It was 13 months ago – July 7, my birthday, to be precise – that I got the call. I had had a nagging, persistent sore throat for some time. Since it was the middle of a pandemic, and I was already pretty anxious, I had no shortage of imaginary culprits. Despite my vivid imagination, tonsil cancer had not been on the list.
As a New Yorker, we were already floating in a surreal and uneasy time. By July, the morgue trucks had settled outside Lenox Hill Hospital and the hospital tent had been stationed in Central Park, outside Mount Sinai. Within my family circle, I was isolated, and with each passing day, more concerned about my son 3,000 miles away.
My diagnosis came at an unprecedented moment in my professional life, too. Until then Pollyanna’s projects were all in-person. But, in March, as our scheduled professional development and conferences were cancelled or postponed, I began to feel as though Pollyanna would join the list of organizations paused or ended by the Covid crisis.
Shortly thereafter, the senseless murder of George Floyd prompted a reckoning around the nation, world, and within independent school communities, most loudly echoed on Black@ social media accounts. And in this reckoning, schools recognized that significant work around diversity, equity and inclusion could not pause until the end of this pandemic. They accepted that even when not physically together, equity could not be presumed, and important steps toward cultural recompense could and must be taken.

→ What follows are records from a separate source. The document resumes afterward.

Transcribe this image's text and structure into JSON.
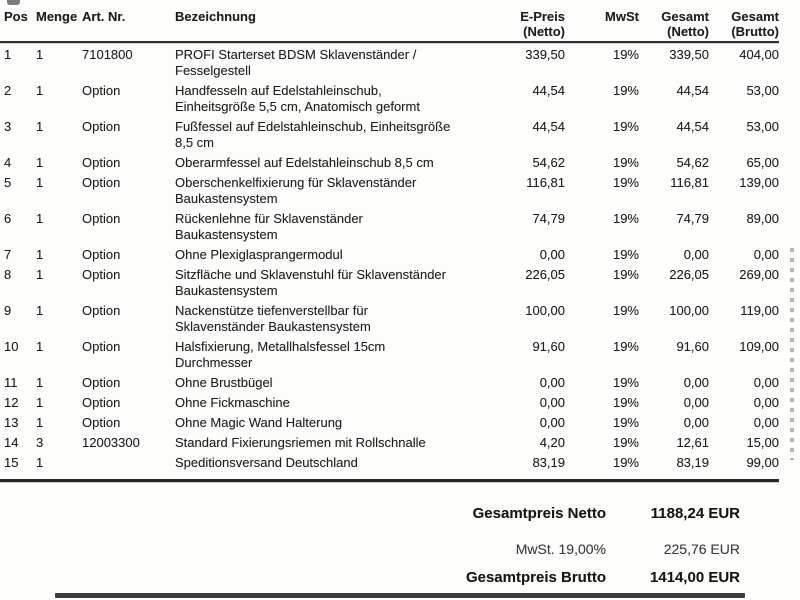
{
  "header": {
    "pos": "Pos",
    "menge": "Menge",
    "art": "Art. Nr.",
    "desc": "Bezeichnung",
    "eprice": "E-Preis\n(Netto)",
    "mwst": "MwSt",
    "net": "Gesamt\n(Netto)",
    "gross": "Gesamt\n(Brutto)"
  },
  "rows": [
    {
      "pos": "1",
      "menge": "1",
      "art": "7101800",
      "desc": [
        "PROFI Starterset BDSM Sklavenständer /",
        "Fesselgestell"
      ],
      "eprice": "339,50",
      "mwst": "19%",
      "net": "339,50",
      "gross": "404,00"
    },
    {
      "pos": "2",
      "menge": "1",
      "art": "Option",
      "desc": [
        "Handfesseln auf Edelstahleinschub,",
        "Einheitsgröße 5,5 cm, Anatomisch geformt"
      ],
      "eprice": "44,54",
      "mwst": "19%",
      "net": "44,54",
      "gross": "53,00"
    },
    {
      "pos": "3",
      "menge": "1",
      "art": "Option",
      "desc": [
        "Fußfessel auf Edelstahleinschub, Einheitsgröße",
        "8,5 cm"
      ],
      "eprice": "44,54",
      "mwst": "19%",
      "net": "44,54",
      "gross": "53,00"
    },
    {
      "pos": "4",
      "menge": "1",
      "art": "Option",
      "desc": [
        "Oberarmfessel auf Edelstahleinschub 8,5 cm"
      ],
      "eprice": "54,62",
      "mwst": "19%",
      "net": "54,62",
      "gross": "65,00"
    },
    {
      "pos": "5",
      "menge": "1",
      "art": "Option",
      "desc": [
        "Oberschenkelfixierung für Sklavenständer",
        "Baukastensystem"
      ],
      "eprice": "116,81",
      "mwst": "19%",
      "net": "116,81",
      "gross": "139,00"
    },
    {
      "pos": "6",
      "menge": "1",
      "art": "Option",
      "desc": [
        "Rückenlehne für Sklavenständer",
        "Baukastensystem"
      ],
      "eprice": "74,79",
      "mwst": "19%",
      "net": "74,79",
      "gross": "89,00"
    },
    {
      "pos": "7",
      "menge": "1",
      "art": "Option",
      "desc": [
        "Ohne Plexiglasprangermodul"
      ],
      "eprice": "0,00",
      "mwst": "19%",
      "net": "0,00",
      "gross": "0,00"
    },
    {
      "pos": "8",
      "menge": "1",
      "art": "Option",
      "desc": [
        "Sitzfläche und Sklavenstuhl für Sklavenständer",
        "Baukastensystem"
      ],
      "eprice": "226,05",
      "mwst": "19%",
      "net": "226,05",
      "gross": "269,00"
    },
    {
      "pos": "9",
      "menge": "1",
      "art": "Option",
      "desc": [
        "Nackenstütze tiefenverstellbar für",
        "Sklavenständer Baukastensystem"
      ],
      "eprice": "100,00",
      "mwst": "19%",
      "net": "100,00",
      "gross": "119,00"
    },
    {
      "pos": "10",
      "menge": "1",
      "art": "Option",
      "desc": [
        "Halsfixierung, Metallhalsfessel 15cm",
        "Durchmesser"
      ],
      "eprice": "91,60",
      "mwst": "19%",
      "net": "91,60",
      "gross": "109,00"
    },
    {
      "pos": "11",
      "menge": "1",
      "art": "Option",
      "desc": [
        "Ohne Brustbügel"
      ],
      "eprice": "0,00",
      "mwst": "19%",
      "net": "0,00",
      "gross": "0,00"
    },
    {
      "pos": "12",
      "menge": "1",
      "art": "Option",
      "desc": [
        "Ohne Fickmaschine"
      ],
      "eprice": "0,00",
      "mwst": "19%",
      "net": "0,00",
      "gross": "0,00"
    },
    {
      "pos": "13",
      "menge": "1",
      "art": "Option",
      "desc": [
        "Ohne Magic Wand Halterung"
      ],
      "eprice": "0,00",
      "mwst": "19%",
      "net": "0,00",
      "gross": "0,00"
    },
    {
      "pos": "14",
      "menge": "3",
      "art": "12003300",
      "desc": [
        "Standard Fixierungsriemen mit Rollschnalle"
      ],
      "eprice": "4,20",
      "mwst": "19%",
      "net": "12,61",
      "gross": "15,00"
    },
    {
      "pos": "15",
      "menge": "1",
      "art": "",
      "desc": [
        "Speditionsversand Deutschland"
      ],
      "eprice": "83,19",
      "mwst": "19%",
      "net": "83,19",
      "gross": "99,00"
    }
  ],
  "totals": [
    {
      "label": "Gesamtpreis Netto",
      "value": "1188,24 EUR",
      "bold": true
    },
    {
      "label": "MwSt. 19,00%",
      "value": "225,76 EUR",
      "bold": false
    },
    {
      "label": "Gesamtpreis Brutto",
      "value": "1414,00 EUR",
      "bold": true
    }
  ]
}
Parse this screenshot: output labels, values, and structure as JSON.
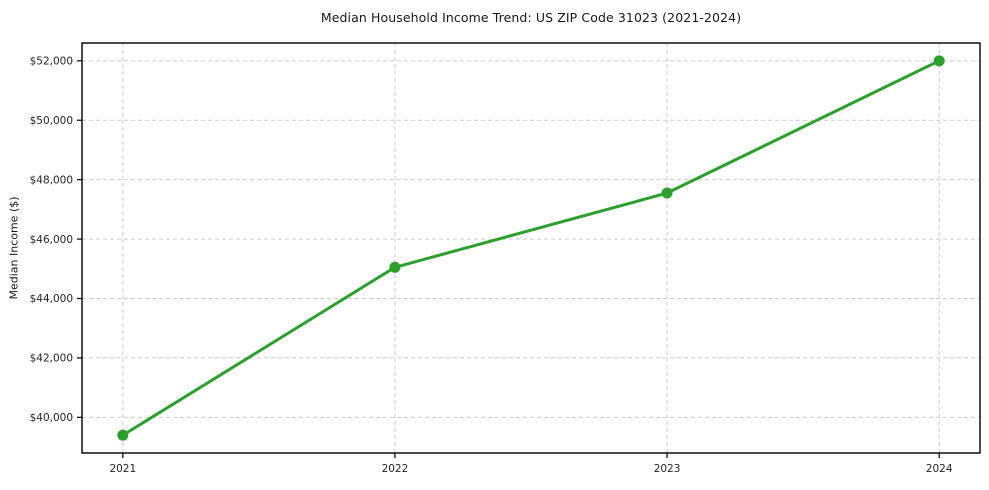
{
  "chart_data": {
    "type": "line",
    "title": "Median Household Income Trend: US ZIP Code 31023 (2021-2024)",
    "xlabel": "",
    "ylabel": "Median Income ($)",
    "x": [
      2021,
      2022,
      2023,
      2024
    ],
    "categories": [
      "2021",
      "2022",
      "2023",
      "2024"
    ],
    "series": [
      {
        "name": "Median Household Income",
        "values": [
          39400,
          45050,
          47550,
          52000
        ]
      }
    ],
    "xlim": [
      2020.85,
      2024.15
    ],
    "ylim": [
      38800,
      52600
    ],
    "xtick_values": [
      2021,
      2022,
      2023,
      2024
    ],
    "xtick_labels": [
      "2021",
      "2022",
      "2023",
      "2024"
    ],
    "ytick_values": [
      40000,
      42000,
      44000,
      46000,
      48000,
      50000,
      52000
    ],
    "ytick_labels": [
      "$40,000",
      "$42,000",
      "$44,000",
      "$46,000",
      "$48,000",
      "$50,000",
      "$52,000"
    ],
    "grid": true,
    "grid_style": "dashed",
    "legend": "none",
    "colors": {
      "line": "#2ca02c",
      "marker": "#2ca02c",
      "grid": "#cccccc",
      "axis": "#000000",
      "text": "#262626",
      "background": "#ffffff"
    },
    "line_width": 3,
    "marker_radius": 5.5
  }
}
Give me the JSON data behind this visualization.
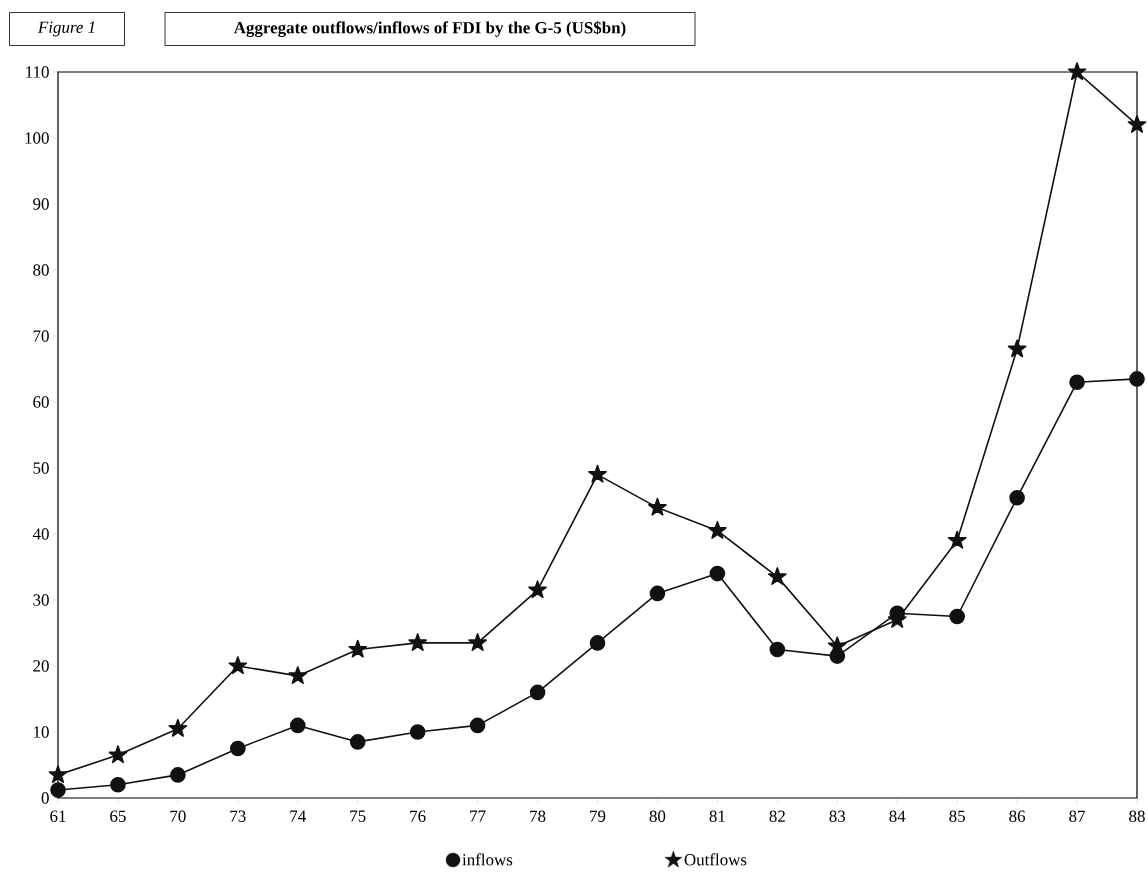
{
  "chart_data": {
    "type": "line",
    "title": "Aggregate outflows/inflows of FDI by the G-5 (US$bn)",
    "annotations": [
      "Figure 1"
    ],
    "categories": [
      "61",
      "65",
      "70",
      "73",
      "74",
      "75",
      "76",
      "77",
      "78",
      "79",
      "80",
      "81",
      "82",
      "83",
      "84",
      "85",
      "86",
      "87",
      "88"
    ],
    "series": [
      {
        "name": "inflows",
        "color": "#111111",
        "marker": "circle",
        "values": [
          1.2,
          2,
          3.5,
          7.5,
          11,
          8.5,
          10,
          11,
          16,
          23.5,
          31,
          34,
          22.5,
          21.5,
          28,
          27.5,
          45.5,
          63,
          63.5
        ]
      },
      {
        "name": "Outflows",
        "color": "#111111",
        "marker": "star",
        "values": [
          3.5,
          6.5,
          10.5,
          20,
          18.5,
          22.5,
          23.5,
          23.5,
          31.5,
          49,
          44,
          40.5,
          33.5,
          23,
          27,
          39,
          68,
          110,
          102
        ]
      }
    ],
    "ylim": [
      0,
      110
    ],
    "yticks": [
      0,
      10,
      20,
      30,
      40,
      50,
      60,
      70,
      80,
      90,
      100,
      110
    ],
    "grid": false,
    "legend": "bottom",
    "line_style": "solid"
  }
}
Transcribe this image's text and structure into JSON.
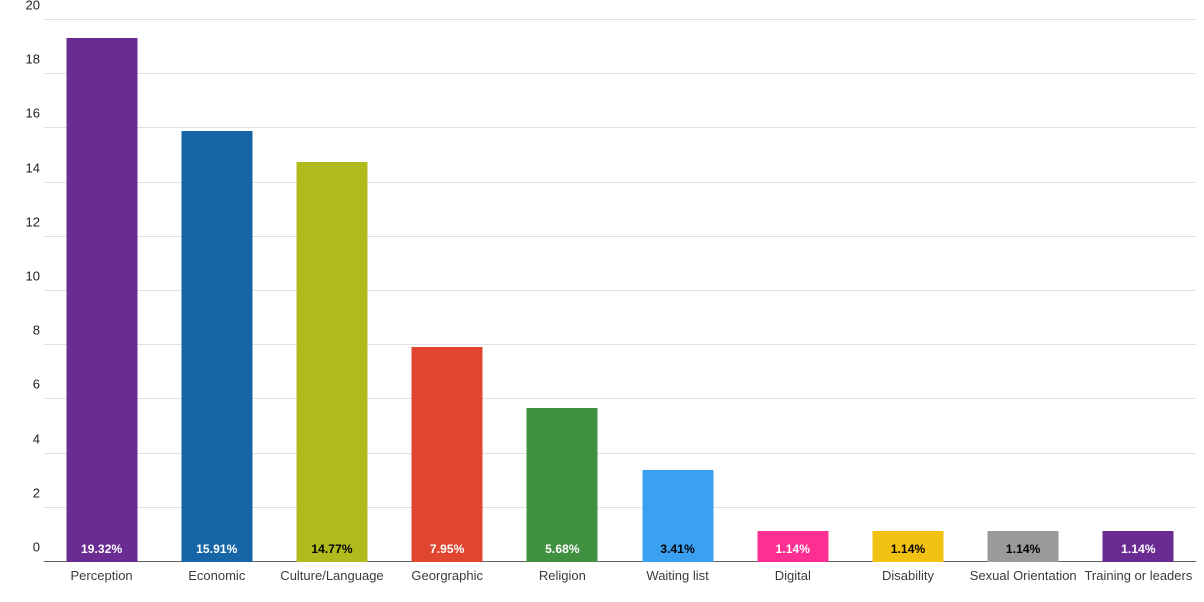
{
  "chart_data": {
    "type": "bar",
    "title": "",
    "xlabel": "",
    "ylabel": "",
    "categories": [
      "Perception",
      "Economic",
      "Culture/Language",
      "Georgraphic",
      "Religion",
      "Waiting list",
      "Digital",
      "Disability",
      "Sexual Orientation",
      "Training or leaders"
    ],
    "values": [
      19.32,
      15.91,
      14.77,
      7.95,
      5.68,
      3.41,
      1.14,
      1.14,
      1.14,
      1.14
    ],
    "value_labels": [
      "19.32%",
      "15.91%",
      "14.77%",
      "7.95%",
      "5.68%",
      "3.41%",
      "1.14%",
      "1.14%",
      "1.14%",
      "1.14%"
    ],
    "bar_colors": [
      "#6a2c93",
      "#1665a6",
      "#b1ba1d",
      "#e0452f",
      "#3f9140",
      "#3aa0f0",
      "#fd2f92",
      "#f2c213",
      "#9a9a9a",
      "#6a2c93"
    ],
    "value_label_colors": [
      "#ffffff",
      "#ffffff",
      "#000000",
      "#ffffff",
      "#ffffff",
      "#000000",
      "#ffffff",
      "#000000",
      "#000000",
      "#ffffff"
    ],
    "ylim": [
      0,
      20
    ],
    "yticks": [
      0,
      2,
      4,
      6,
      8,
      10,
      12,
      14,
      16,
      18,
      20
    ],
    "ytick_labels": [
      "0",
      "2",
      "4",
      "6",
      "8",
      "10",
      "12",
      "14",
      "16",
      "18",
      "20"
    ],
    "grid": true,
    "grid_color": "#e0e0e0",
    "axis_color": "#616161",
    "legend_position": "none",
    "background_color": "#ffffff"
  }
}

For Pollyanna, not only did this feel like a moment of transformation; it felt like a moment to make tangible strides towards fulfilling our mission of developing stronger communities. In May and June, the phone began to ring again and we quickly pivoted to a robust calendar of virtual programs for school communities and businesses seeking to engage their communities in dialogue around DEI topics.
Then, July 7. After many doctor appointments, tests and scans, in August I began a difficult seven-week course of radiation and chemotherapy treatments. In a moment of great professional challenge, I was, on most days, too depleted to will myself out of bed.
And, yet another challenge...some opponents began pushing back against the racial-justice dialogue taking place in independent schools. And as I continued to recover, Pollyanna seemingly became a prominent target in these efforts.
In the media, my colleagues and I were battered with allegations and untruths: that we sought to indoctrinate students in a political philosophy; that I misrepresented my heritage as a white, Jewish woman; that I was an opportunist getting rich off racial justice. The online vitriol was harsh, and I felt at times unsafe in my own home and had to take appropriate measures.
In a period of unimaginable challenges, I drew enormous strength from my communities -- especially our amazing Pollyanna team, close friends and my son, who moved back to New York. It was tempting to withdraw -- from the work, the challenge, everything. But the convergence of Covid, cancer and conflict had one resounding takeaway for me: that we need to confront our fears and challenges, and that when we commit to the hard work, we discover strength and resilience we did not even know we had.
Today, my health has greatly improved, yet I do not feel entirely out of the woods on any of these fronts. At the same time, as I begin to put this convergence of challenges behind me, I feel stronger and even more steadfastly dedicated to Pollyanna’s mission.
This is the first time I am publicly sharing the personal and professional challenges I experienced during this past year. It feels important to reflect on this time and on the value of getting through adversity. We all become stronger when we confront what’s difficult. No doubt, we will continue all to face challenges in the year to come. I am deeply grateful for this community, for your partnership, for your support, and for your trust in our shared mission.